I have a homework question that goes as follows.
Let $V = \{(x, y, z) : x^2 + y^2 \leq 4 \text{ and } 0 \leq z \leq 4\}$ be a cylinder and let $P$ be the plane through $(4,0,2), (0,4,2)$, and $(-4,-4,4)$. Compute the volume of $C$ below the plane $P$.
So I have these points and I set up my $a(x-x_0) + b(y-y_0) + c(z-z_0) = 0$ where $(x_0, y_0, z_0)$ is a point in the plane and $\langle a,b,c\rangle$ is perpendicular.
I then got two vectors that go between two points, namely: $PQ = <(0-4, (4-0), (2,-2)> = <-4, 4, 0>$ and $PR = <(-4-4), (-4-0), (4,-2)> = <-8,-4,2>$.
I then get the cross product of them to get $<8,8,48>$ which is the coefficient in my equation of the plane:
$$8(x-4) + 8(y-0) + 48(z-2)=0$$ I think that this is the equation of my plane. Is it?
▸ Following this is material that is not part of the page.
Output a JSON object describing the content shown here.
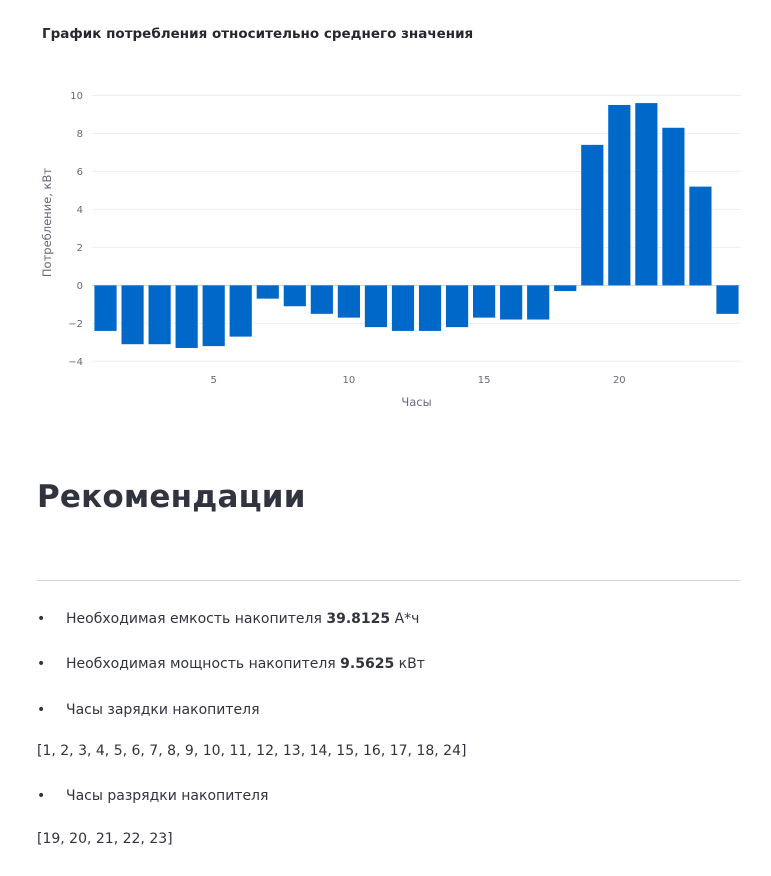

Where do I go from here? I have a feeling I'm supposed to make a triple integral with the function being $8(x-4) + 8(y-0) + 48(z-2)=0$ and my limits being something to do with the cylinder but I am not sure about it at all. I think my $z$ limits are $0$ to $4$. Is that right?
Thanks a lot.
First of all, you made a mistake in your second vector when computing the direction of the plane:
$$PR=(-8,-4,2)$$
and your cross product doesn't look correct even with your vector $PR$.
Now the volume can be set up like this:
$$\iint_S z dxdy$$
where $S$ is the projection of the volume to the $xy$ plane and $z$ is the upper limit of $z$ which is the plane represented by $z$.
In fact, you will need to check whether the plane is below $z=4$ in the confined region. After some trick you will see the plane is really below $z=4$. That's why the $z=4$ would not be in your integral any more.
The triple integral is
$$\int\int\int_0^z dzdxdy $$
where $z$ is exactly the plane. That is why I wrote the double integral.